Lingotto Musica e Berliner Philharmoniker: un’amicizia lunga 25 anni

Il 6 maggio 1994, a Torino, la temperatura media era di 13.6 °C, il punto di rugiada a 7.8 °C, la velocità del vento di 3 km/h e la pressione media sul livello del mare di 1017 mb. In altre parole, era una fresca serata di maggio, risparmiata dalla pioggia caduta fino al giorno prima. Quella sera, si celebrava qualcosa di più che l’inaugurazione di un nuovo spazio per la musica, all’interno della colossale riconversione del Lingotto affidata all’architetto Renzo Piano. Torino festeggiava, con timore e speranza, il passaggio dalla condizione di città industriale e novecentesca a quella, ancora tutta da inventare, di capitale delle arti, della cultura, dell’innovazione. La sfida era importante, e il nuovo auditorium, un’enorme cassa acustica a geometria variabile interamente rivestita di legno di ciliegio, rappresentava l’emblema, e il primo tangibile segno, di quell’auspicata trasformazione.
Quella sera, ad ascoltare Claudio Abbado e i “suoi” Berliner Philharmoniker c’era il Presidente della Repubblica Oscar Luigi Scalfaro e tutta la classe dirigente torinese, a cominciare dall’Avvocato Agnelli, che aveva ispirato e governato quella complicata metamorfosi.
Abbado, come sempre, non faceva sconti alla mondanità dell’evento, e in programma aveva messo non un lavoro di facile ascolto, bensì un toccante viaggio di morte e di rinascita come la Nona Sinfonia di Mahler. Aveva ragione lui, ovviamente, perché quello era il tema su cui riflettere in quel momento e in quel luogo, e il pubblico alla fine se ne rese conto, tributando agli artisti un’immensa ovazione.
Erano quarant’anni che i Berliner non suonavano a Torino, dal 1954, con Furtwängler. Nei successivi venticinque, invece, il Lingotto è stata un po’ la casa italiana dell’orchestra tedesca, non solo durante la gestione di Abbado ma anche nell’era di Simon Rattle. Certi rapporti infatti non nascono per caso. Il fatto che nel 1994 la “consacrazione della casa”, come avrebbe detto Beethoven, sia stata affidata ai Berliner Philharmoniker non dipese soltanto dal prestigio internazionale dell’orchestra, ma anche dal modo in cui è nato l’auditorium, frutto della stretta collaborazione tra Piano e Abbado, tra architetto e musicista. Per progettare la sala, infatti, i due artisti hanno lavorato gomito a gomito, come un violinista con il liutaio di fiducia.
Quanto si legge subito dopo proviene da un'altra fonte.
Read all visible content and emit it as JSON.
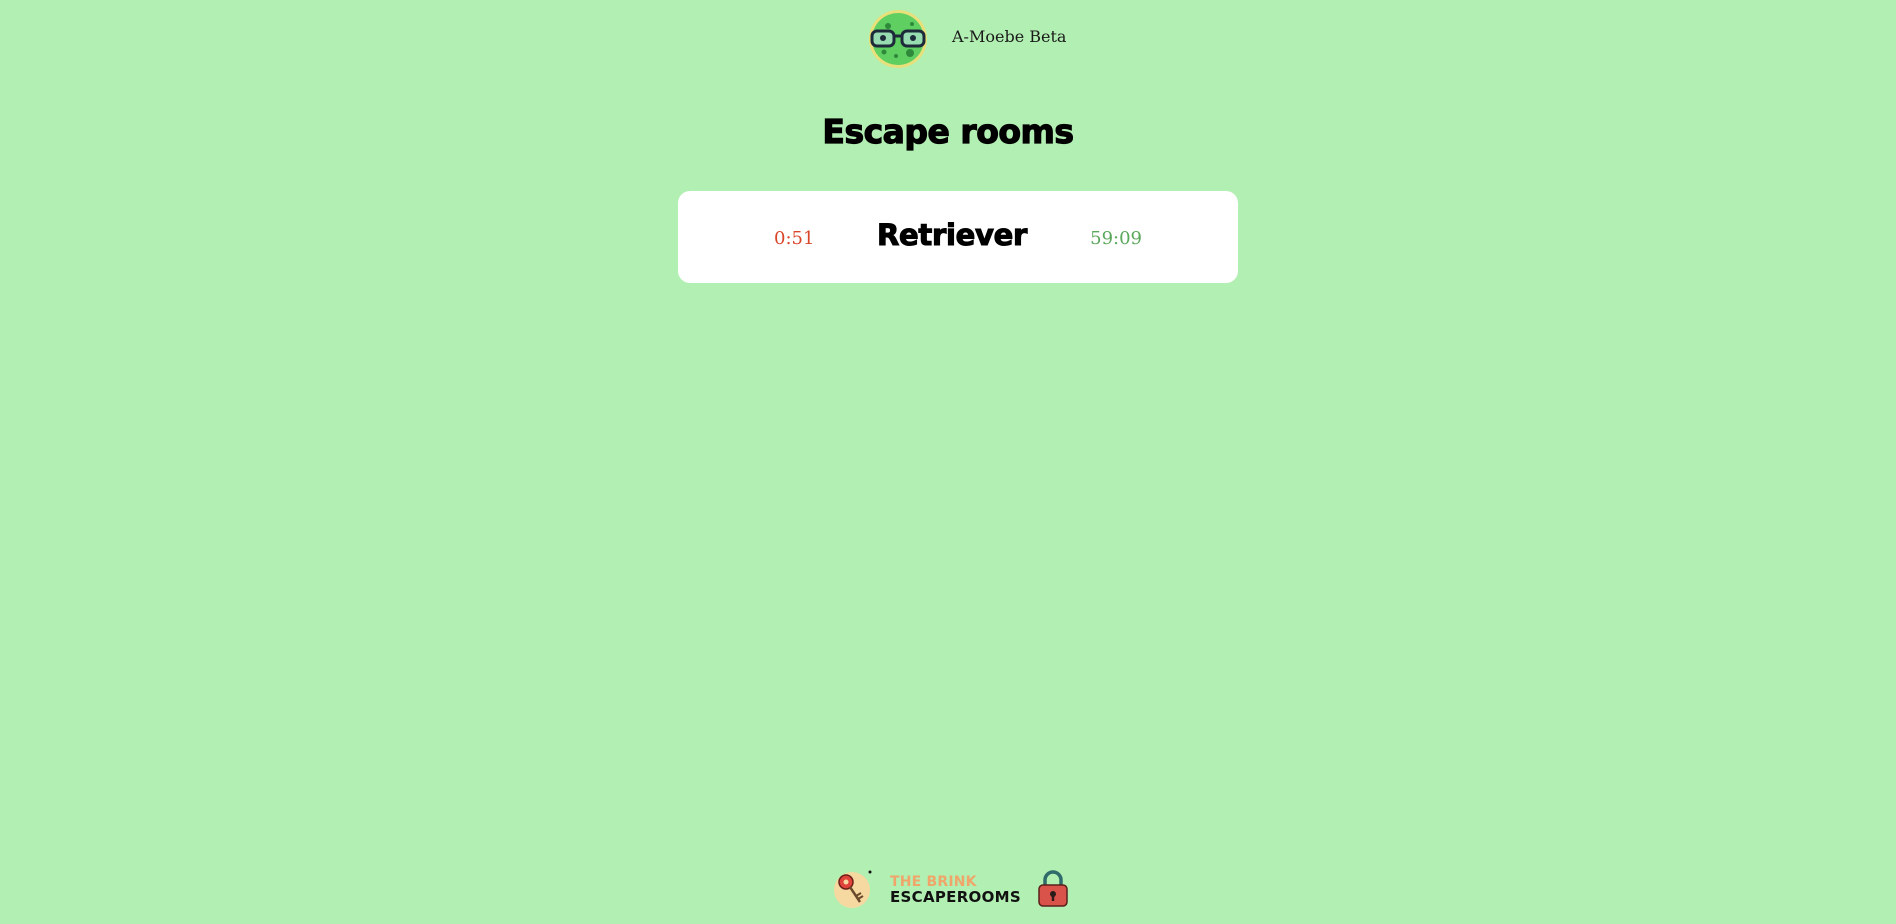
{
  "header": {
    "app_name": "A-Moebe Beta",
    "avatar_icon": "amoeba-with-glasses-icon"
  },
  "page": {
    "title": "Escape rooms"
  },
  "rooms": [
    {
      "name": "Retriever",
      "time_used": "0:51",
      "time_left": "59:09"
    }
  ],
  "footer": {
    "brand_line1": "THE BRINK",
    "brand_line2": "ESCAPEROOMS",
    "key_icon": "key-icon",
    "lock_icon": "padlock-icon"
  },
  "colors": {
    "background": "#b2efb2",
    "card": "#ffffff",
    "time_used": "#d9472b",
    "time_left": "#5aa85a",
    "brand_accent": "#f0a56a"
  }
}
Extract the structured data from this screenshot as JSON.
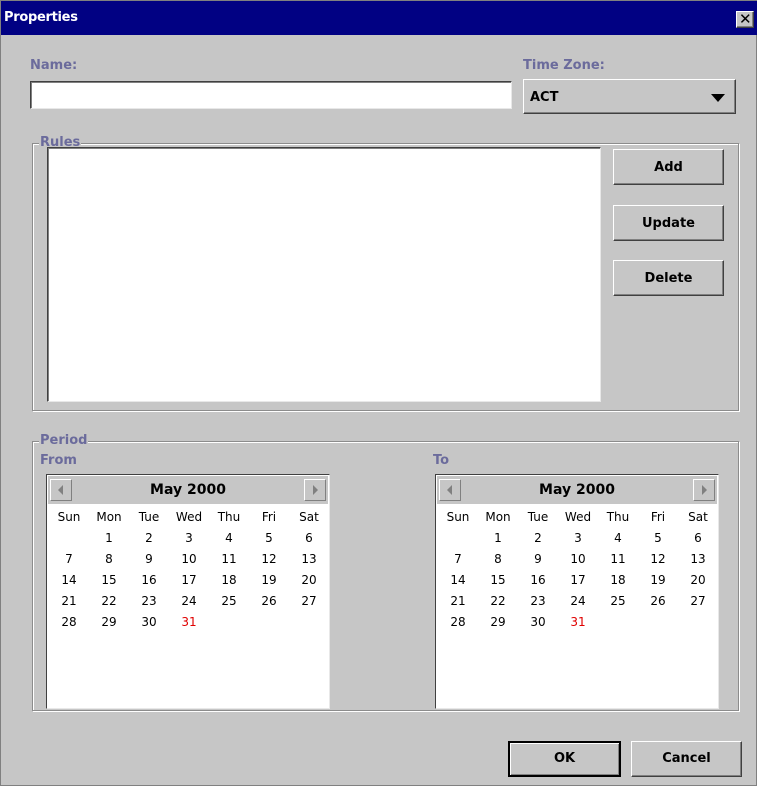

Metafora nemmeno tanto lontana dalla realtà, se si ripesca la recente intervista di Susanna Franchi ad Antonello Manacorda, che ricordava di essere stato convocato al Lingotto per suonare Bach con il violino nell’auditorium in costruzione, alla presenza di Abbado e Piano, per mettere a punto l’acustica in via di definizione.
Questo metodo di collaborazione tra architetto e musicista risaliva alla comune esperienza dell’arca lignea per il Prometeo di Luigi Nono, alla Biennale di Venezia del 1984, ideata e costruita in un costante e fecondo dialogo tra compositore, progettista e direttore d’orchestra.
Ascoltare il futuro era il principio costante dell’arte di Abbado, e quella sera di maggio la sua utopia è passata alla nuova rassegna “I concerti del Lingotto”, che per venticinque anni ha alimentato la città di grande musica e artisti fuoriclasse.

Il prossimo concerto dei Berliner, il 2 maggio, con Daniel Harding per la prima volta a Torino alla guida di quest’orchestra, rappresenta non solo una celebrazione, ma anche un nuovo inizio: il segno che la generazione dei figli è pronta a continuare il lavoro dei padri.